Muslim and Christian traders had met the head of the Pejawara mutt, seeking his intervention so that they could set shop in temple fair fests.
The head of the Pejawara mutt in Udupi HH Shri Vishwaprasanna Teertha Swamiji, has responded to the appeal by Christian and Muslim traders who sought his intervention in the 'temple fair trader boycott' issue, saying 'one group (Hindus) alone can't bring about harmony'.
Muslim and Christian traders had met Swamiji on Wednesday (30 March), seeking his intervention so that Muslim traders could participate and set shop in temple fair fests as they have been doing in the past.
Under the banner of 'Udupi Jilla Sauhardha Samiti', the delegation of community leaders made a case saying the 'poor traders' who made a living by selling items at shops set up at these fairs were facing a lot of problems.
Swamiji accepted their appeal but responded saying, 'while peace and harmony are essential, it can't be a one-sided affair'.

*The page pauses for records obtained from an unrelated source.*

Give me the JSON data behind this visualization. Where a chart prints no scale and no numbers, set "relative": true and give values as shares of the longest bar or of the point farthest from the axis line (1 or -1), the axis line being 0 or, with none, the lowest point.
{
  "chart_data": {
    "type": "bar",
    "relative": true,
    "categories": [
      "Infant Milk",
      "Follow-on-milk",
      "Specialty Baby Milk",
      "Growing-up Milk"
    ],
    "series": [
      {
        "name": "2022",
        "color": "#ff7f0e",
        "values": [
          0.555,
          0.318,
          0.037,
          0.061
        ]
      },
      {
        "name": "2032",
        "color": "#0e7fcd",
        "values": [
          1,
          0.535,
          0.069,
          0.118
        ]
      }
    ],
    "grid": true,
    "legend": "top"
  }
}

"Relentless injustice results in pain and disappointment that tends to explode someday. The Hindu community is dejected with all the pain it has suffered and has today exploded," said Swamiji, speaking to media persons after the meeting with the Samiti.

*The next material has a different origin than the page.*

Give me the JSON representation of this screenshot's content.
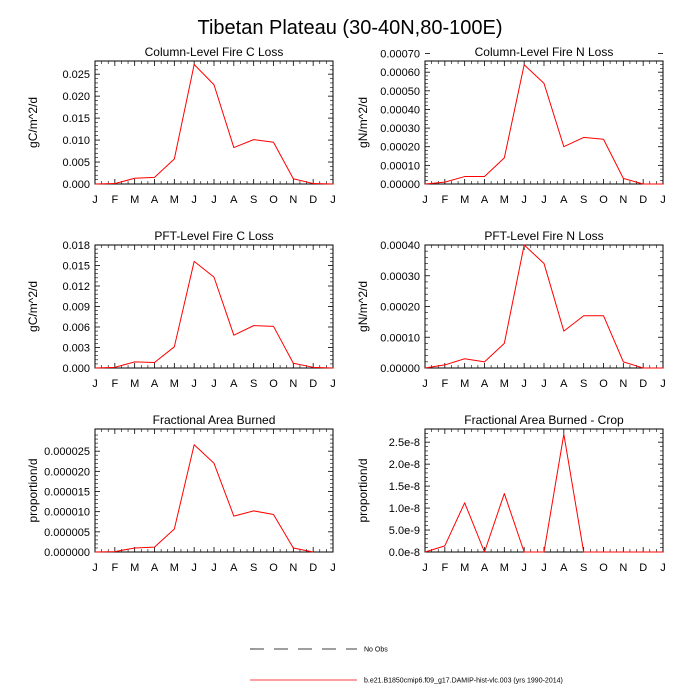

"The Hindu community is in great pain owing to many untoward incidents. This issue can't be resolved through discussions between some religious leaders; it needs to be resolved at the ground level," he said.
"We need to sit at a common forum and discuss the cause of these developments. Only if there are no incidents that hurt the Hindu community can one expect harmony to grow," he added.
"All the cows from a widow's shed get stolen, which has got her to the streets. Many such incidents have taken place that has taken the pain to the limit. We too have suffered such pains, so if we just say 'let's all live in harmony', it won't happen. For peace and co-existece to prevail in a society, there need not be any intervention," said Swamiji.
"Those responsible for the injustice need to resolve the issue; let that community punish their members who have erred. Let that community protest against those mistakes. The mistake of one is what gets attached to the entire community. So if the community doesn't stand by its members who err, the Hindus won't be hurt," said Swamiji in Udupi, which has been the epicentre of both the hijab and the temple fair trade rule issues.
Karnataka's temples have been the centre of a communal controversy for the last 10 days after the Marigudi temple in Kaup in Udupi issued a regulation that only Hindu traders and shopkeepers would be permitted to set shop around the temple premise during its annual fair.
Hindu organisations had responded to the response to the 'hijab verdict' by Muslim community that called for a Karnataka bandh, saying those that do not respect the law wouldn't be allowed to do business in the precincts of a temple and approached temple management seeking a prohibition on non-Hindu traders at temple fairs.
This soon spread to other parts of the state, with many temples calling for similar regulations that permit only Hindu traders to do business during the annual fairs on temple lands, with the ruling party leaders defending the action saying it was legally permissible.